A young man, after his mother's death, has his first homosexual experience.
"A Summer Job"
A woman watches her son grow up distant from her but his grandmother's favourite until his relationship with his grandmother comes into conflict with his ambition to play hurling.
"A Long Winter"
A young man's mother leaves him and his father when his father cuts off the supply of wine, which she's addicted to. She disappears, presumably caught by a snowstorm in the mountains while walking to her native village. The father and son are saved from a decline when they hire an orphaned young man to do traditional woman's work. The two orphans' friendship appears to be leading to a sexual relationship.

Some of the stories in Mothers and Sons, like other Tóibín fiction, explore homosexuality in Ireland. In addition to mother-son relationships, Tóibín considers gayness alongside Catholicism, and how the two can be compatible in an Irish context.

Most of the stories appeared in print prior to the book's publication in popular literary periodicals such as The Guardian, The London Review of Books, and The Dublin Review.

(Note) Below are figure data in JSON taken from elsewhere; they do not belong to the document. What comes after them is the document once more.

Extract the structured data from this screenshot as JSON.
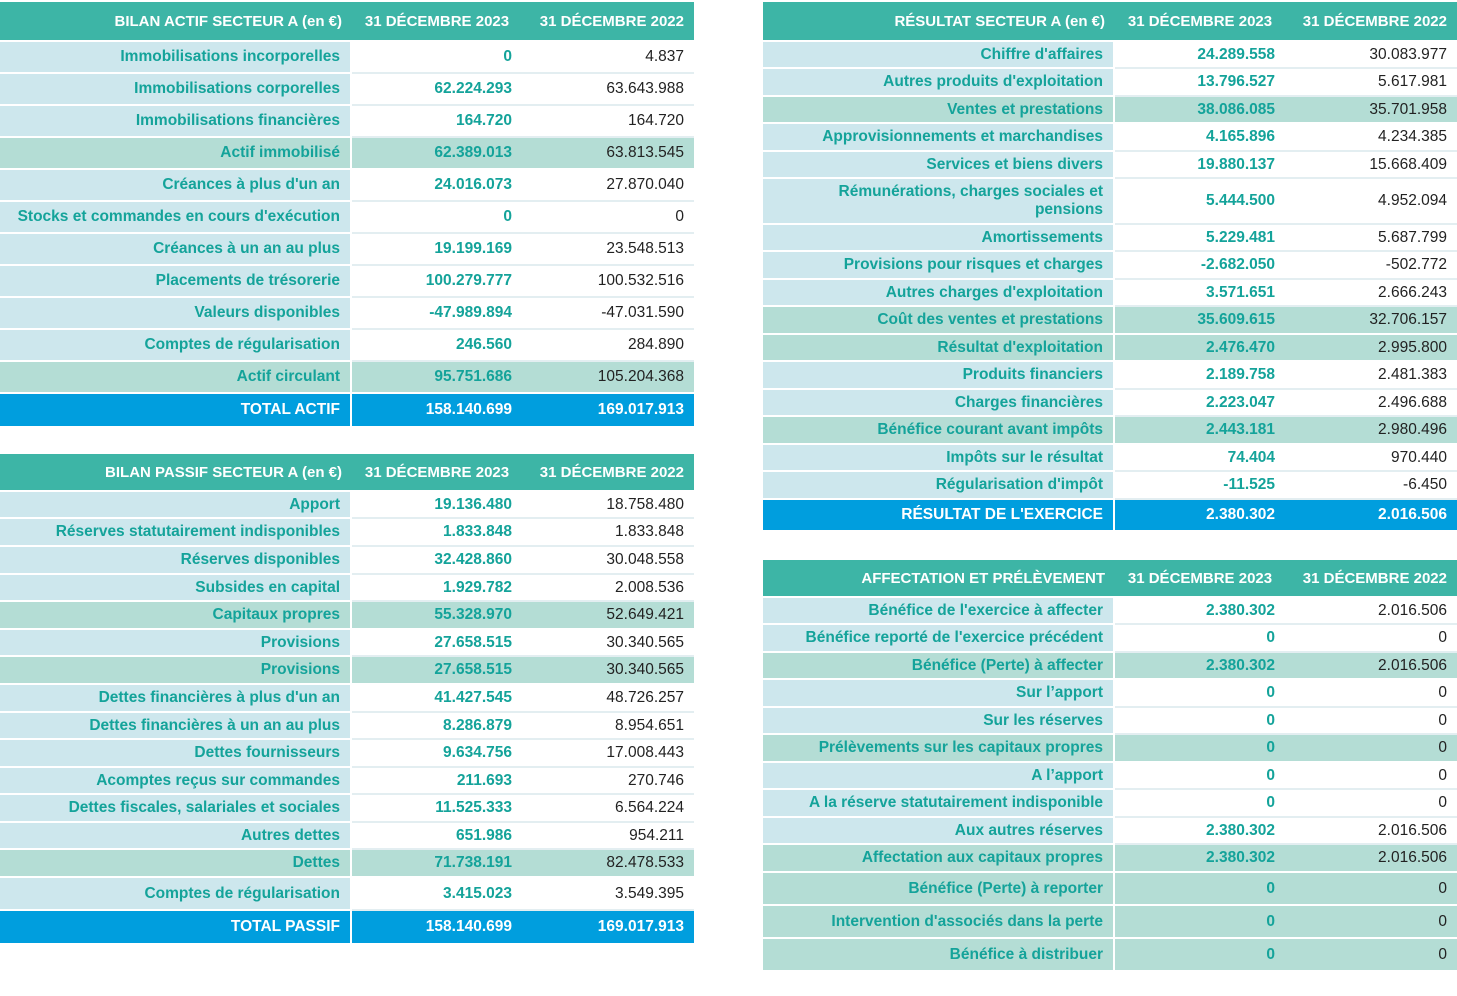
{
  "colors": {
    "header": "#3db5a6",
    "label_bg": "#cde7ed",
    "subtotal_bg": "#b4ddd5",
    "total_bg": "#009ede",
    "accent_text": "#14a39a"
  },
  "bilan_actif": {
    "title": "BILAN ACTIF SECTEUR A (en €)",
    "col1": "31 DÉCEMBRE 2023",
    "col2": "31 DÉCEMBRE 2022",
    "rows": [
      {
        "label": "Immobilisations incorporelles",
        "v2023": "0",
        "v2022": "4.837"
      },
      {
        "label": "Immobilisations corporelles",
        "v2023": "62.224.293",
        "v2022": "63.643.988"
      },
      {
        "label": "Immobilisations financières",
        "v2023": "164.720",
        "v2022": "164.720"
      },
      {
        "label": "Actif immobilisé",
        "v2023": "62.389.013",
        "v2022": "63.813.545"
      },
      {
        "label": "Créances à plus d'un an",
        "v2023": "24.016.073",
        "v2022": "27.870.040"
      },
      {
        "label": "Stocks et commandes en cours d'exécution",
        "v2023": "0",
        "v2022": "0"
      },
      {
        "label": "Créances à un an au plus",
        "v2023": "19.199.169",
        "v2022": "23.548.513"
      },
      {
        "label": "Placements de trésorerie",
        "v2023": "100.279.777",
        "v2022": "100.532.516"
      },
      {
        "label": "Valeurs disponibles",
        "v2023": "-47.989.894",
        "v2022": "-47.031.590"
      },
      {
        "label": "Comptes de régularisation",
        "v2023": "246.560",
        "v2022": "284.890"
      },
      {
        "label": "Actif circulant",
        "v2023": "95.751.686",
        "v2022": "105.204.368"
      },
      {
        "label": "TOTAL ACTIF",
        "v2023": "158.140.699",
        "v2022": "169.017.913"
      }
    ]
  },
  "bilan_passif": {
    "title": "BILAN PASSIF  SECTEUR A (en €)",
    "col1": "31 DÉCEMBRE 2023",
    "col2": "31 DÉCEMBRE 2022",
    "rows": [
      {
        "label": "Apport",
        "v2023": "19.136.480",
        "v2022": "18.758.480"
      },
      {
        "label": "Réserves statutairement indisponibles",
        "v2023": "1.833.848",
        "v2022": "1.833.848"
      },
      {
        "label": "Réserves disponibles",
        "v2023": "32.428.860",
        "v2022": "30.048.558"
      },
      {
        "label": "Subsides en capital",
        "v2023": "1.929.782",
        "v2022": "2.008.536"
      },
      {
        "label": "Capitaux propres",
        "v2023": "55.328.970",
        "v2022": "52.649.421"
      },
      {
        "label": "Provisions",
        "v2023": "27.658.515",
        "v2022": "30.340.565"
      },
      {
        "label": "Provisions",
        "v2023": "27.658.515",
        "v2022": "30.340.565"
      },
      {
        "label": "Dettes financières à plus d'un an",
        "v2023": "41.427.545",
        "v2022": "48.726.257"
      },
      {
        "label": "Dettes financières à un an au plus",
        "v2023": "8.286.879",
        "v2022": "8.954.651"
      },
      {
        "label": "Dettes fournisseurs",
        "v2023": "9.634.756",
        "v2022": "17.008.443"
      },
      {
        "label": "Acomptes reçus sur commandes",
        "v2023": "211.693",
        "v2022": "270.746"
      },
      {
        "label": "Dettes fiscales, salariales et sociales",
        "v2023": "11.525.333",
        "v2022": "6.564.224"
      },
      {
        "label": "Autres dettes",
        "v2023": "651.986",
        "v2022": "954.211"
      },
      {
        "label": "Dettes",
        "v2023": "71.738.191",
        "v2022": "82.478.533"
      },
      {
        "label": "Comptes de régularisation",
        "v2023": "3.415.023",
        "v2022": "3.549.395"
      },
      {
        "label": "TOTAL PASSIF",
        "v2023": "158.140.699",
        "v2022": "169.017.913"
      }
    ]
  },
  "resultat": {
    "title": "RÉSULTAT SECTEUR A (en €)",
    "col1": "31 DÉCEMBRE 2023",
    "col2": "31 DÉCEMBRE 2022",
    "rows": [
      {
        "label": "Chiffre d'affaires",
        "v2023": "24.289.558",
        "v2022": "30.083.977"
      },
      {
        "label": "Autres produits d'exploitation",
        "v2023": "13.796.527",
        "v2022": "5.617.981"
      },
      {
        "label": "Ventes et prestations",
        "v2023": "38.086.085",
        "v2022": "35.701.958"
      },
      {
        "label": "Approvisionnements et marchandises",
        "v2023": "4.165.896",
        "v2022": "4.234.385"
      },
      {
        "label": "Services et biens divers",
        "v2023": "19.880.137",
        "v2022": "15.668.409"
      },
      {
        "label": "Rémunérations, charges sociales et pensions",
        "v2023": "5.444.500",
        "v2022": "4.952.094"
      },
      {
        "label": "Amortissements",
        "v2023": "5.229.481",
        "v2022": "5.687.799"
      },
      {
        "label": "Provisions pour risques et charges",
        "v2023": "-2.682.050",
        "v2022": "-502.772"
      },
      {
        "label": "Autres charges d'exploitation",
        "v2023": "3.571.651",
        "v2022": "2.666.243"
      },
      {
        "label": "Coût des ventes et prestations",
        "v2023": "35.609.615",
        "v2022": "32.706.157"
      },
      {
        "label": "Résultat d'exploitation",
        "v2023": "2.476.470",
        "v2022": "2.995.800"
      },
      {
        "label": "Produits financiers",
        "v2023": "2.189.758",
        "v2022": "2.481.383"
      },
      {
        "label": "Charges financières",
        "v2023": "2.223.047",
        "v2022": "2.496.688"
      },
      {
        "label": "Bénéfice courant avant impôts",
        "v2023": "2.443.181",
        "v2022": "2.980.496"
      },
      {
        "label": "Impôts sur le résultat",
        "v2023": "74.404",
        "v2022": "970.440"
      },
      {
        "label": "Régularisation d'impôt",
        "v2023": "-11.525",
        "v2022": "-6.450"
      },
      {
        "label": "RÉSULTAT DE L'EXERCICE",
        "v2023": "2.380.302",
        "v2022": "2.016.506"
      }
    ]
  },
  "affectation": {
    "title": "AFFECTATION ET PRÉLÈVEMENT",
    "col1": "31 DÉCEMBRE 2023",
    "col2": "31 DÉCEMBRE 2022",
    "rows": [
      {
        "label": "Bénéfice de l'exercice à affecter",
        "v2023": "2.380.302",
        "v2022": "2.016.506"
      },
      {
        "label": "Bénéfice reporté de l'exercice précédent",
        "v2023": "0",
        "v2022": "0"
      },
      {
        "label": "Bénéfice (Perte) à affecter",
        "v2023": "2.380.302",
        "v2022": "2.016.506"
      },
      {
        "label": "Sur l’apport",
        "v2023": "0",
        "v2022": "0"
      },
      {
        "label": "Sur les réserves",
        "v2023": "0",
        "v2022": "0"
      },
      {
        "label": "Prélèvements sur les capitaux propres",
        "v2023": "0",
        "v2022": "0"
      },
      {
        "label": "A l’apport",
        "v2023": "0",
        "v2022": "0"
      },
      {
        "label": "A la réserve statutairement indisponible",
        "v2023": "0",
        "v2022": "0"
      },
      {
        "label": "Aux autres réserves",
        "v2023": "2.380.302",
        "v2022": "2.016.506"
      },
      {
        "label": "Affectation aux capitaux propres",
        "v2023": "2.380.302",
        "v2022": "2.016.506"
      },
      {
        "label": "Bénéfice (Perte) à reporter",
        "v2023": "0",
        "v2022": "0"
      },
      {
        "label": "Intervention d'associés dans la perte",
        "v2023": "0",
        "v2022": "0"
      },
      {
        "label": "Bénéfice à distribuer",
        "v2023": "0",
        "v2022": "0"
      }
    ]
  }
}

Tóibín has spoken about the economic disparity between short story collections and novels, the former being unlikely to fetch as much popular interest, or, therefore, money, which is the reason (or so he says) he writes in the first place.

==Reception==
Sally Vickers, writing for The London Times says that her main complaint is not directed "at the writing, which is [appropriately] stark, but at the starkness of a world view that finds few redeeming features in the complex business of being alive.